Underwater object detection plays a significant role in the engineering of intelligent underwater vehicles. see more Object detection in underwater environments faces a combination of obstacles, including blurry underwater imagery, dense concentrations of small targets, and the constrained computational capabilities available on deployed hardware. We propose a new strategy for improving the performance of underwater object detection, which integrates a novel detection neural network, TC-YOLO, with adaptive histogram equalization for image enhancement and an optimal transport-based label assignment. The TC-YOLO network, a proposed architecture, was constructed using YOLOv5s as its foundation. In the new network's backbone and neck, transformer self-attention and coordinate attention, respectively, were incorporated to improve feature extraction for underwater objects. Label assignment through optimal transport techniques significantly reduces the number of fuzzy boxes, thus improving the efficiency of training data. The RUIE2020 dataset and ablation experiments strongly support our method's superior performance in underwater object detection compared to the original YOLOv5s and similar models. Importantly, this superior performance comes with a small model size and low computational cost, making it well-suited for mobile underwater applications.
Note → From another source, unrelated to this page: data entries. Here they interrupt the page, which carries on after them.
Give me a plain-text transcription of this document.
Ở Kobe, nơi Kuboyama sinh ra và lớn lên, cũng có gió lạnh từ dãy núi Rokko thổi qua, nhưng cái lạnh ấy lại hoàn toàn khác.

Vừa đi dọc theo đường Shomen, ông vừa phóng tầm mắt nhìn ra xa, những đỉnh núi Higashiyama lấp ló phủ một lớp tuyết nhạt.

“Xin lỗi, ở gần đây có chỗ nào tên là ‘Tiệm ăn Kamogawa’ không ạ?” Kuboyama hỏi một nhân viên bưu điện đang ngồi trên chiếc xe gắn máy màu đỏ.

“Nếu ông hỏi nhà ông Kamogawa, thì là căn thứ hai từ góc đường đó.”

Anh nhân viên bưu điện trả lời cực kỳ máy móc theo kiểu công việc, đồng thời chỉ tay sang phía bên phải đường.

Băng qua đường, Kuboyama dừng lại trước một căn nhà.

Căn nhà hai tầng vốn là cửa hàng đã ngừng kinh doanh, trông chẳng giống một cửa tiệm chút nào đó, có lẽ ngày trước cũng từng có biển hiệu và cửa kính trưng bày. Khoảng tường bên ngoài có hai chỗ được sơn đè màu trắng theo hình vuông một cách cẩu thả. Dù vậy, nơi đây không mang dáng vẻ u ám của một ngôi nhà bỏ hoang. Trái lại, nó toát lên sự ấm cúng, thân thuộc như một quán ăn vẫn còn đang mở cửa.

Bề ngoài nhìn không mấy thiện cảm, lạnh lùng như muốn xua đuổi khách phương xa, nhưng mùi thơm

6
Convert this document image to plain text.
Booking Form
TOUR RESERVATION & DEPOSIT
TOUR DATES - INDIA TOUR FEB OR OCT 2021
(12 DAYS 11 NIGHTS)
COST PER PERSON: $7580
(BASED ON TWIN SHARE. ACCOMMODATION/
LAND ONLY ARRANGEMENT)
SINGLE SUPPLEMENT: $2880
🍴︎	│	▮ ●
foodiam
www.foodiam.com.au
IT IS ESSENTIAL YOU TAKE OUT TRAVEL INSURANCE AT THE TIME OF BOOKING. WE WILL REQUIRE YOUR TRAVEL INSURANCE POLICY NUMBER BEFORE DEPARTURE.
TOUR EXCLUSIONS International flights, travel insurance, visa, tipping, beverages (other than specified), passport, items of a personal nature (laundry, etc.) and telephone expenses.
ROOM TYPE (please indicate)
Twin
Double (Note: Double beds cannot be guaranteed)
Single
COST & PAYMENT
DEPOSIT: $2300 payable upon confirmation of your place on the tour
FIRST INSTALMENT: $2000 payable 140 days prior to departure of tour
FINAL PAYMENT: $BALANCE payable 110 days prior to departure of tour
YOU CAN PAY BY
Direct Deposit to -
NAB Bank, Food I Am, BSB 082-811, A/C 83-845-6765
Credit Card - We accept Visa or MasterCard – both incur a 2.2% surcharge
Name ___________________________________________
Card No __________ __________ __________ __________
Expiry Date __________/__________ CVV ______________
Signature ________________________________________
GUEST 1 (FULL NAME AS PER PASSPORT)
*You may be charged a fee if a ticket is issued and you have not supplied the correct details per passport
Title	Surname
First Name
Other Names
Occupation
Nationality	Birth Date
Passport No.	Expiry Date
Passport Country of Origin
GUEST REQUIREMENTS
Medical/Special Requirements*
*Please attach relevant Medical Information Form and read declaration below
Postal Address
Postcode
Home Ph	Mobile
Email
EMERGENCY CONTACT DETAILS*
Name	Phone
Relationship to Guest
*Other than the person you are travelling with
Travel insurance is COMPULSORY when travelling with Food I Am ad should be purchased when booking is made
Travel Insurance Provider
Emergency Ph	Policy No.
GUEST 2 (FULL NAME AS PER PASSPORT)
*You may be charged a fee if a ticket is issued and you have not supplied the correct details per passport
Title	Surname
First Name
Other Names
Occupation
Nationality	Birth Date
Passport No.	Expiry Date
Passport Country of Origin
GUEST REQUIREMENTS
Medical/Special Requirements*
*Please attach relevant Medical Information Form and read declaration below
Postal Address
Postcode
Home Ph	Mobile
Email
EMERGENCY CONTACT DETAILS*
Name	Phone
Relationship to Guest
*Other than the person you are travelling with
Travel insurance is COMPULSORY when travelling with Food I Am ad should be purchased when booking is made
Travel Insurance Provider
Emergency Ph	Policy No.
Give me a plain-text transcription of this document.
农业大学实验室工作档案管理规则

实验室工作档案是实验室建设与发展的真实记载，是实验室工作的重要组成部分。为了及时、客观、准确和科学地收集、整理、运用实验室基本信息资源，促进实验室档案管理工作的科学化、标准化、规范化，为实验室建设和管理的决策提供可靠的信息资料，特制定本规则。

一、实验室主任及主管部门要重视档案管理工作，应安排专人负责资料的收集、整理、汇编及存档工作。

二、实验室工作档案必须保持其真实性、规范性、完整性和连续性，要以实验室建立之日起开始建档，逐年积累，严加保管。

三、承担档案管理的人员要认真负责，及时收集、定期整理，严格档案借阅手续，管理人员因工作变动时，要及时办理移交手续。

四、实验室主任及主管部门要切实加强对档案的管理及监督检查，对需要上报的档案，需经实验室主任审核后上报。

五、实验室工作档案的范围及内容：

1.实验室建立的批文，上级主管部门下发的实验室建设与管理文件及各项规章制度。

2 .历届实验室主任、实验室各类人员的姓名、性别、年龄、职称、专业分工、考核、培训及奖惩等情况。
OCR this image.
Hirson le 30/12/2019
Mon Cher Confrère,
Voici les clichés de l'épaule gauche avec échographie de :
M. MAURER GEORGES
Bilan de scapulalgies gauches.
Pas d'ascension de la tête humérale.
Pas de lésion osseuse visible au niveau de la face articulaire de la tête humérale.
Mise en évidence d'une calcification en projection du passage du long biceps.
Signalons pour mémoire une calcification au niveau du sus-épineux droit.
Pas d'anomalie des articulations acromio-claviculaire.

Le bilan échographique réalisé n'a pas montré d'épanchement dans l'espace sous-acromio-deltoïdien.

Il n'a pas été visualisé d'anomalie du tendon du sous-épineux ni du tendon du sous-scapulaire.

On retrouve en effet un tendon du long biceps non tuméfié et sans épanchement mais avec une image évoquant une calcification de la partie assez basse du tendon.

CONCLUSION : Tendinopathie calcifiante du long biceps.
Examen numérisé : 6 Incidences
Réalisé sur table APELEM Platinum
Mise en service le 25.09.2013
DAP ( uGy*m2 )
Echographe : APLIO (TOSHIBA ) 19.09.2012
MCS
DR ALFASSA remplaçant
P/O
Offshore gas exploration, fueled by recent years, has brought about a growing risk of subsea gas leaks, which could jeopardize human life, corporate holdings, and the environment. While optical imaging has become a common method for monitoring underwater gas leaks, substantial labor costs and a high occurrence of false alarms remain problematic due to the performance and assessment skills of the personnel involved in the operation. An advanced computer vision system for automatic, real-time underwater gas leak monitoring was the focus of this study's development. A performance comparison was made between Faster R-CNN and YOLOv4, two prominent deep learning object detection architectures. The optimal model for the real-time, automated detection of underwater gas leaks turned out to be the Faster R-CNN model, constructed with a 1280×720 image size and zero noise. From real-world data sets, this exemplary model could precisely classify and pinpoint locations of leaking underwater gas plumes, both small and large in scale.

The emergence of more and more complex applications requiring substantial computational power and rapid response time has manifested as a common deficiency in the processing power and energy available from user devices. A potent solution to this phenomenon is offered by mobile edge computing (MEC). Task execution efficiency is augmented by MEC, which moves certain tasks to edge servers for their execution. This paper studies the device-to-device (D2D) enabled mobile edge computing (MEC) network communications, with a focus on subtask offloading strategy and power allocation schemes for user devices.